Article 6 of the GDPR outlines six legal grounds for processing personal data.

  • 1. Consent: User consent is required for advertising and an app’s interactions with customer devices.
  • 2. Contract: The provisions of a contract should do all data processing.
  • 3. Legal Obligation: Data collection should be required by law, such as in the case of information security, employment, or consumer transaction laws.
  • 4. Vital Interest: This usually occurs in life-threatening medical cases where data processing is required to save a life.
  • 5. Data processed by a government agency or an entity operating on behalf of a government entity is considered public interest.
  • 6. Legitimate Interests: Customers expect companies to process sensitive information for marketing and fraud prevention purposes.

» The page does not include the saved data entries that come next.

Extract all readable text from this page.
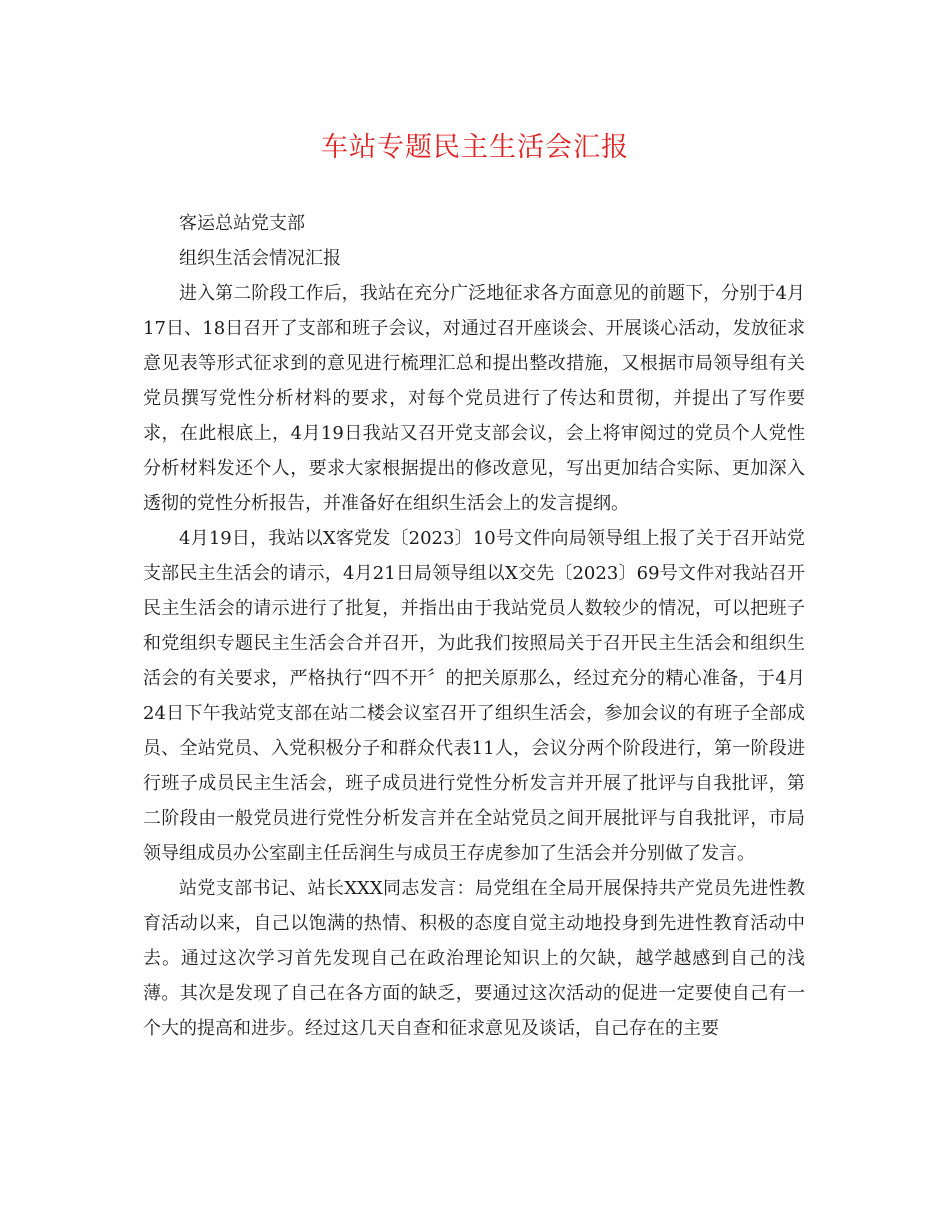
车站专题民主生活会汇报

客运总站党支部

组织生活会情况汇报

进入第二阶段工作后，我站在充分广泛地征求各方面意见的前题下，分别于4月17日、18日召开了支部和班子会议，对通过召开座谈会、开展谈心活动，发放征求意见表等形式征求到的意见进行梳理汇总和提出整改措施，又根据市局领导组有关党员撰写党性分析材料的要求，对每个党员进行了传达和贯彻，并提出了写作要求，在此根底上，4月19日我站又召开党支部会议，会上将审阅过的党员个人党性分析材料发还个人，要求大家根据提出的修改意见，写出更加结合实际、更加深入透彻的党性分析报告，并准备好在组织生活会上的发言提纲。

4月19日，我站以X客党发〔2023〕10号文件向局领导组上报了关于召开站党支部民主生活会的请示，4月21日局领导组以X交先〔2023〕69号文件对我站召开民主生活会的请示进行了批复，并指出由于我站党员人数较少的情况，可以把班子和党组织专题民主生活会合并召开，为此我们按照局关于召开民主生活会和组织生活会的有关要求，严格执行“四不开〞的把关原那么，经过充分的精心准备，于4月24日下午我站党支部在站二楼会议室召开了组织生活会，参加会议的有班子全部成员、全站党员、入党积极分子和群众代表11人，会议分两个阶段进行，第一阶段进行班子成员民主生活会，班子成员进行党性分析发言并开展了批评与自我批评，第二阶段由一般党员进行党性分析发言并在全站党员之间开展批评与自我批评，市局领导组成员办公室副主任岳润生与成员王存虎参加了生活会并分别做了发言。

站党支部书记、站长XXX同志发言：局党组在全局开展保持共产党员先进性教育活动以来，自己以饱满的热情、积极的态度自觉主动地投身到先进性教育活动中去。通过这次学习首先发现自己在政治理论知识上的欠缺，越学越感到自己的浅薄。其次是发现了自己在各方面的缺乏，要通过这次活动的促进一定要使自己有一个大的提高和进步。经过这几天自查和征求意见及谈话，自己存在的主要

App developers must affirm that collecting and processing personal data is needed for the app’s functioning.

When processing personal data, follow the GDPR’s six privacy principles.

  • 1. Lawfulness, Fairness, and Transparency:  Create a legally binding Privacy Policy for your app, providing customers with a clear, concise, and easily accessible notice of all your data protection practises in simple English.
  • 2. Purpose Limitation: GDPR Article 18 allows app users to request that their data be processed only for the following purposes:
  • Inaccuracy.
  • Processing that is not legal.
  • Data that is not needed for the specified reason.

App developers must stop processing immediately and meet with the customer’s request.

  • 3. Data Minimization: Do not collect personal data that you do not use when developing your app.
  • 4. Keeping Data Accurate: In addition to building data accuracy into the system processing system, promote data accuracy by including the right to rectification and update under data topic rights in your Privacy Policy.
  • 5. Data Storage Limitation: Personal data of the users can only be kept in the archive for as long as it is used for the purpose for which it was collected.
  • 6. Integrity and Confidentiality: Personal information should be secure and secured from unauthorised or unlawful processing, accidental loss, destruction, or damage.

Be mindful of the seventh principle of accountability, which is often overlooked when compiling a list of principles.

Be Aware of Data Requests and Necessary Permissions

Obtaining permission from customers before using personal data is a simple way to prevent high GDPR penalties.

Use a privacy policy to explain how you use data.

The GDPR’s two main priorities are transparency and educating the public about how their data is used.

The Right to be Forgotten

The GDPR gives mobile app users the “right to be forgotten.” When their data is no longer used for a specified reason, they have the right to have it erased. Customers may request that their data be changed or erased irreversibly.

Despite its strict data collection and processing rules, GDPR poses no challenge to app developers or businesses. It is simply a chance to understand how data is used and how to safeguard customer privacy.